As I showed previously (Fig. ), 73 of the 140 non-immunoglobulin sequences that I studied have codon usage that places them in the lowest 5% in mutability among their translationally invariant variants. In fact, 66 of the 140 sequences are in the lowest 1% among their neutral variants. I generate similar sets of translationally neutral variants for each sequence under each codon usage bias. I then determine how many of these codon usage biases give us as many significantly low mutable sequences. It turns out that if I set the significance level at the normalized rank of 1% among the neutral variants, none of the codon usage biases can produce as many low mutable sequences as the original codons usage bias.

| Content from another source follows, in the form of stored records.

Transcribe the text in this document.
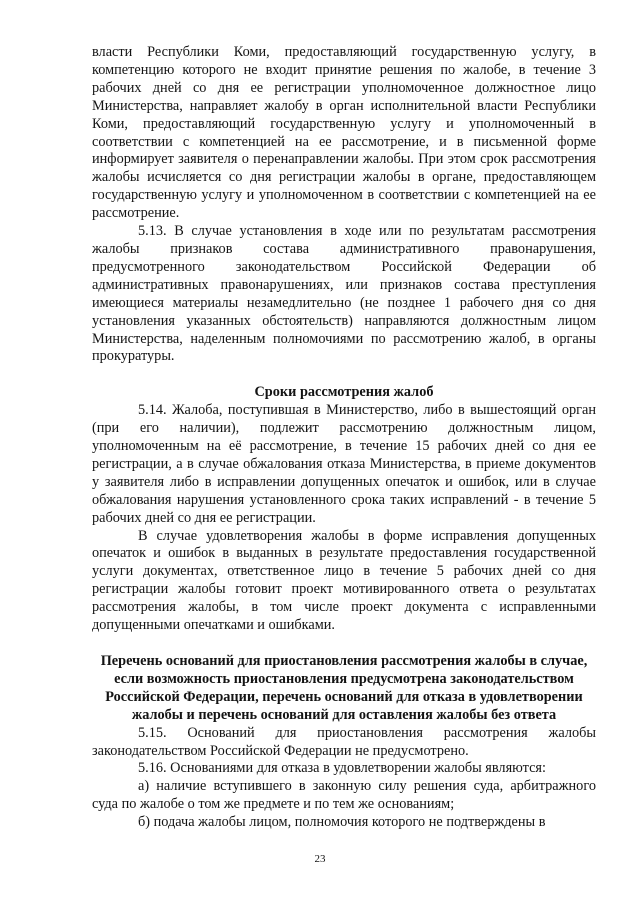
власти Республики Коми, предоставляющий государственную услугу, в компетенцию которого не входит принятие решения по жалобе, в течение 3 рабочих дней со дня ее регистрации уполномоченное должностное лицо Министерства, направляет жалобу в орган исполнительной власти Республики Коми, предоставляющий государственную услугу и уполномоченный в соответствии с компетенцией на ее рассмотрение, и в письменной форме информирует заявителя о перенаправлении жалобы. При этом срок рассмотрения жалобы исчисляется со дня регистрации жалобы в органе, предоставляющем государственную услугу и уполномоченном в соответствии с компетенцией на ее рассмотрение.

5.13. В случае установления в ходе или по результатам рассмотрения жалобы признаков состава административного правонарушения, предусмотренного законодательством Российской Федерации об административных правонарушениях, или признаков состава преступления имеющиеся материалы незамедлительно (не позднее 1 рабочего дня со дня установления указанных обстоятельств) направляются должностным лицом Министерства, наделенным полномочиями по рассмотрению жалоб, в органы прокуратуры.

Сроки рассмотрения жалоб

5.14. Жалоба, поступившая в Министерство, либо в вышестоящий орган (при его наличии), подлежит рассмотрению должностным лицом, уполномоченным на её рассмотрение, в течение 15 рабочих дней со дня ее регистрации, а в случае обжалования отказа Министерства, в приеме документов у заявителя либо в исправлении допущенных опечаток и ошибок, или в случае обжалования нарушения установленного срока таких исправлений - в течение 5 рабочих дней со дня ее регистрации.

В случае удовлетворения жалобы в форме исправления допущенных опечаток и ошибок в выданных в результате предоставления государственной услуги документах, ответственное лицо в течение 5 рабочих дней со дня регистрации жалобы готовит проект мотивированного ответа о результатах рассмотрения жалобы, в том числе проект документа с исправленными допущенными опечатками и ошибками.

Перечень оснований для приостановления рассмотрения жалобы в случае, если возможность приостановления предусмотрена законодательством Российской Федерации, перечень оснований для отказа в удовлетворении жалобы и перечень оснований для оставления жалобы без ответа

5.15. Оснований для приостановления рассмотрения жалобы законодательством Российской Федерации не предусмотрено.

5.16. Основаниями для отказа в удовлетворении жалобы являются:

а) наличие вступившего в законную силу решения суда, арбитражного суда по жалобе о том же предмете и по тем же основаниям;

б) подача жалобы лицом, полномочия которого не подтверждены в

23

This result allows me to conclude that it is not a random codon usage bias that the somatic hypermutation mechanism would pick out of these sequences. It is specifically the codon bias present in the set of germline genes that I used for this study. Thus, there is a significant correlation between the sequence specificity of the somatic hypermutation mechanism and the codon bias present in human genes. This may be due to:

• Somatic mutation being derived from a more general mutation mechanism that operates on the level of the whole genome.
• Somatic mutation having evolved to exploit a codon usage bias already present in the genome.

At the moment, I cannot decide between these two alternatives. On a simplicity argument, I tend to favor the first hypothesis. If the somatic mutator is derived from a more general-purpose mutation mechanism, we would expect that gene sequences, including immunoglobulin gene sequences, already had low mutability at the time when the mutator appeared. Only codon bias in CDRs would need to be evolved to arrive at the current mutability data. On the other hand, if a whole new mutation mechanism was evolved, it had to first adjust to the codon usage bias of the genome, and then the CDRs evolved a different codon usage. Whether the simplest path was indeed taken in the evolution of the immune system remains to be seen.